Carl holds a master's degree in marine environmental studies from the University of Alaska, Fairbanks. His research explored the efficacy of bioremediation as a mechanism for cleaning the 1989 Exxon Valdez oil spill. He is a recipient of a Dean John A. Knauss Marine Policy Fellowship, during which he analyzed international marine policy for the Office of the Oceanographer of the Navy, Washington, D.C.

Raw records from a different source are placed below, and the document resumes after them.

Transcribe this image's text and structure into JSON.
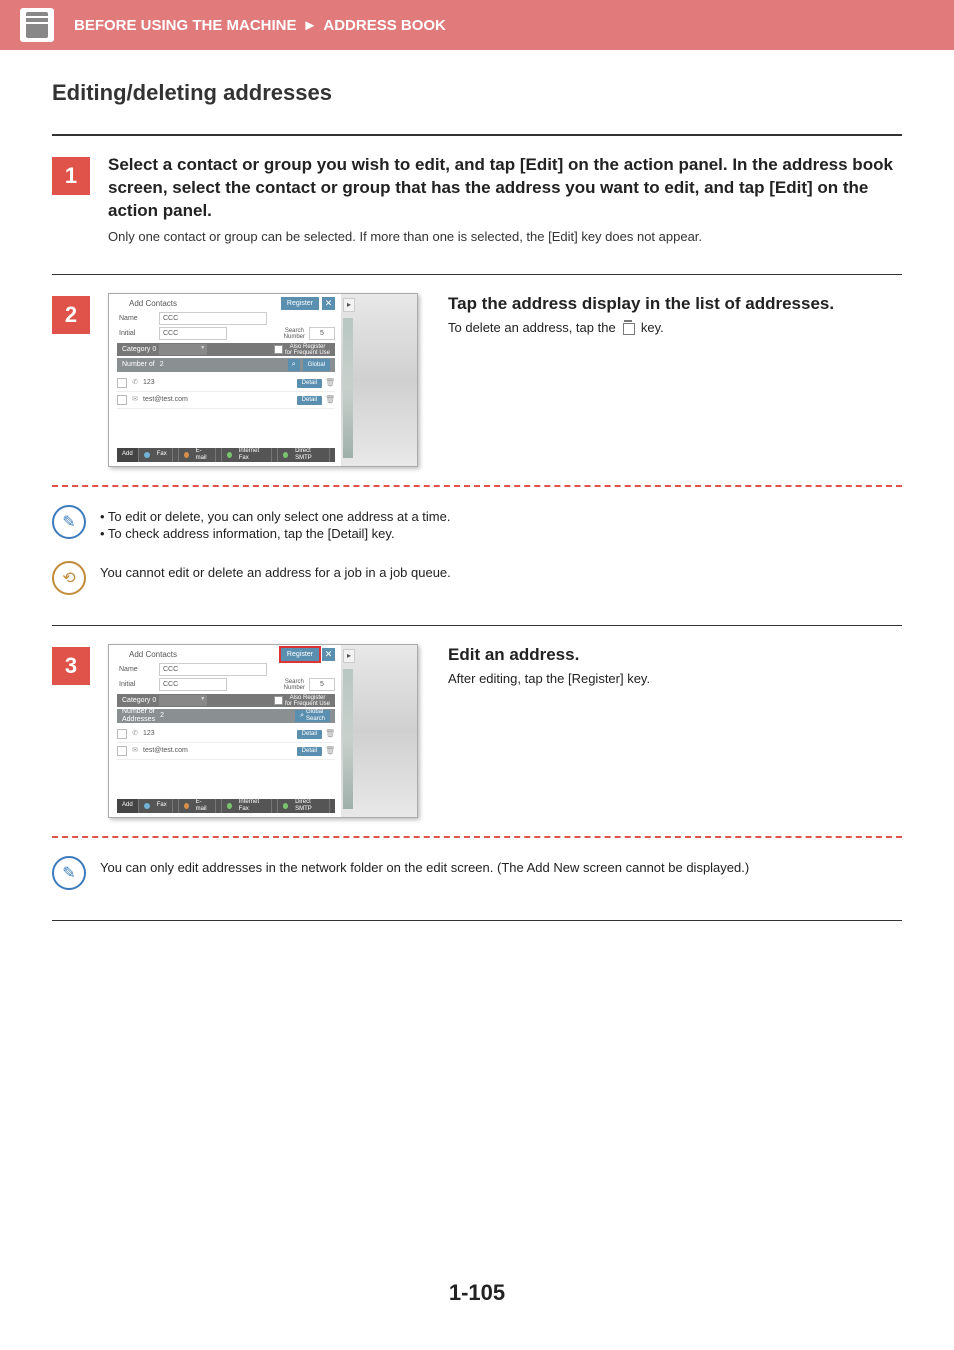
{
  "header": {
    "section": "BEFORE USING THE MACHINE",
    "breadcrumb_arrow": "►",
    "subsection": "ADDRESS BOOK"
  },
  "page": {
    "title": "Editing/deleting addresses",
    "number": "1-105"
  },
  "steps": {
    "s1": {
      "num": "1",
      "title": "Select a contact or group you wish to edit, and tap [Edit]  on the action panel. In the address book screen, select the contact or group that has the address you want to edit, and tap [Edit] on the action panel.",
      "desc": "Only one contact or group can be selected. If more than one is selected, the [Edit] key does not appear."
    },
    "s2": {
      "num": "2",
      "title": "Tap the address display in the list of addresses.",
      "desc_pre": "To delete an address, tap the ",
      "desc_post": " key."
    },
    "s3": {
      "num": "3",
      "title": "Edit an address.",
      "desc": "After editing, tap the [Register] key."
    }
  },
  "screenshot": {
    "screen_title": "Add Contacts",
    "register": "Register",
    "close": "✕",
    "name_label": "Name",
    "name_value": "CCC",
    "initial_label": "Initial",
    "initial_value": "CCC",
    "search_number_label": "Search\nNumber",
    "search_number_value": "5",
    "category_label": "Category 0",
    "also_register": "Also Register\nfor Frequent Use",
    "num_of_addr_s2": "Number of",
    "num_of_addr_s3": "Number of\nAddresses",
    "num_of_addr_val": "2",
    "global_search_s2": "Global",
    "global_search_s3": "Global\nSearch",
    "list": [
      {
        "icon": "phone",
        "text": "123",
        "detail": "Detail",
        "del": "🗑"
      },
      {
        "icon": "mail",
        "text": "test@test.com",
        "detail": "Detail",
        "del": "🗑"
      }
    ],
    "bottom": {
      "add": "Add",
      "fax": "Fax",
      "email": "E-mail",
      "ifax": "Internet Fax",
      "smtp": "Direct SMTP"
    },
    "side_arrow": "▸"
  },
  "notes": {
    "n1a": "• To edit or delete, you can only select one address at a time.",
    "n1b": "• To check address information, tap the [Detail] key.",
    "n2": "You cannot edit or delete an address for a job in a job queue.",
    "n3": "You can only edit addresses in the network folder on the edit screen. (The Add New screen cannot be displayed.)"
  }
}
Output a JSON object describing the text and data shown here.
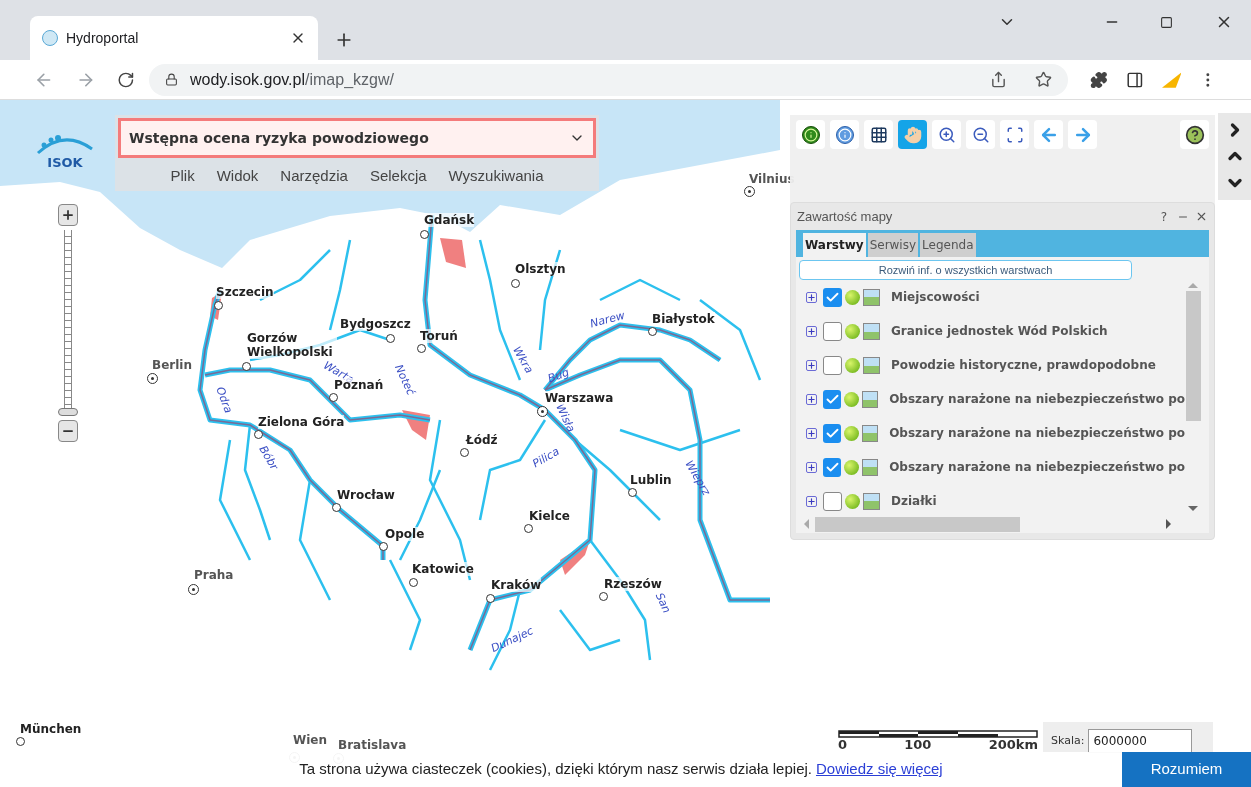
{
  "browser": {
    "tab_title": "Hydroportal",
    "url_host": "wody.isok.gov.pl",
    "url_path": "/imap_kzgw/"
  },
  "logo": {
    "text": "ISOK"
  },
  "map_selector": {
    "value": "Wstępna ocena ryzyka powodziowego"
  },
  "menu": [
    "Plik",
    "Widok",
    "Narzędzia",
    "Selekcja",
    "Wyszukiwania"
  ],
  "zoom_slider": {
    "level": 0.02
  },
  "toolbar": [
    {
      "kind": "identify",
      "selected": false
    },
    {
      "kind": "info",
      "selected": false
    },
    {
      "kind": "select",
      "selected": false
    },
    {
      "kind": "pan",
      "selected": true
    },
    {
      "kind": "zoom-in",
      "selected": false
    },
    {
      "kind": "zoom-out",
      "selected": false
    },
    {
      "kind": "zoom-extent",
      "selected": false
    },
    {
      "kind": "back",
      "selected": false
    },
    {
      "kind": "forward",
      "selected": false
    }
  ],
  "map_contents": {
    "title": "Zawartość mapy",
    "help": "?",
    "tabs": [
      {
        "label": "Warstwy",
        "selected": true
      },
      {
        "label": "Serwisy",
        "selected": false
      },
      {
        "label": "Legenda",
        "selected": false
      }
    ],
    "expand_all": "Rozwiń inf. o wszystkich warstwach",
    "layers": [
      {
        "name": "Miejscowości",
        "checked": true
      },
      {
        "name": "Granice jednostek Wód Polskich",
        "checked": false
      },
      {
        "name": "Powodzie historyczne, prawdopodobne",
        "checked": false
      },
      {
        "name": "Obszary narażone na niebezpieczeństwo po",
        "checked": true
      },
      {
        "name": "Obszary narażone na niebezpieczeństwo po",
        "checked": true
      },
      {
        "name": "Obszary narażone na niebezpieczeństwo po",
        "checked": true
      },
      {
        "name": "Działki",
        "checked": false
      }
    ]
  },
  "map": {
    "cities": [
      {
        "name": "Gdańsk",
        "kind": "city"
      },
      {
        "name": "Olsztyn",
        "kind": "city"
      },
      {
        "name": "Szczecin",
        "kind": "city"
      },
      {
        "name": "Białystok",
        "kind": "city"
      },
      {
        "name": "Bydgoszcz",
        "kind": "city"
      },
      {
        "name": "Toruń",
        "kind": "city"
      },
      {
        "name": "Gorzów Wielkopolski",
        "kind": "city"
      },
      {
        "name": "Berlin",
        "kind": "capital"
      },
      {
        "name": "Poznań",
        "kind": "city"
      },
      {
        "name": "Warszawa",
        "kind": "capital"
      },
      {
        "name": "Zielona Góra",
        "kind": "city"
      },
      {
        "name": "Łódź",
        "kind": "city"
      },
      {
        "name": "Lublin",
        "kind": "city"
      },
      {
        "name": "Wrocław",
        "kind": "city"
      },
      {
        "name": "Kielce",
        "kind": "city"
      },
      {
        "name": "Opole",
        "kind": "city"
      },
      {
        "name": "Katowice",
        "kind": "city"
      },
      {
        "name": "Praha",
        "kind": "capital"
      },
      {
        "name": "Kraków",
        "kind": "city"
      },
      {
        "name": "Rzeszów",
        "kind": "city"
      },
      {
        "name": "Vilnius",
        "kind": "capital"
      },
      {
        "name": "München",
        "kind": "city"
      },
      {
        "name": "Wien",
        "kind": "capital"
      },
      {
        "name": "Bratislava",
        "kind": "capital"
      }
    ],
    "rivers": [
      "Narew",
      "Noteć",
      "Wkra",
      "Warta",
      "Bug",
      "Odra",
      "Wisła",
      "Pilica",
      "Bóbr",
      "Wieprz",
      "San",
      "Dunajec"
    ]
  },
  "scale": {
    "ticks": [
      "0",
      "100",
      "200km"
    ],
    "label": "Skala:",
    "value": "6000000"
  },
  "cookie_banner": {
    "text": "Ta strona używa ciasteczek (cookies), dzięki którym nasz serwis działa lepiej.",
    "link": "Dowiedz się więcej",
    "button": "Rozumiem"
  }
}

Carl holds the rank of Colonel in the U.S. Army Reserve and is a Medical Service corps aviator. He currently serves as the Deputy Assistant Chief of Staff--Operations for the 20-state Western Regional Medical Command. In 2001, he was mobilized to support Homeland defense by serving as Coordinator for the National Disaster Medical System for the Pacific Northwest. Carl formerly commanded a battalion responsible for conducting networked, computer simulations training across 12 Northwestern states, and served as the Chief Operating Officer of a continuously operating medical flight facility in central Alaska.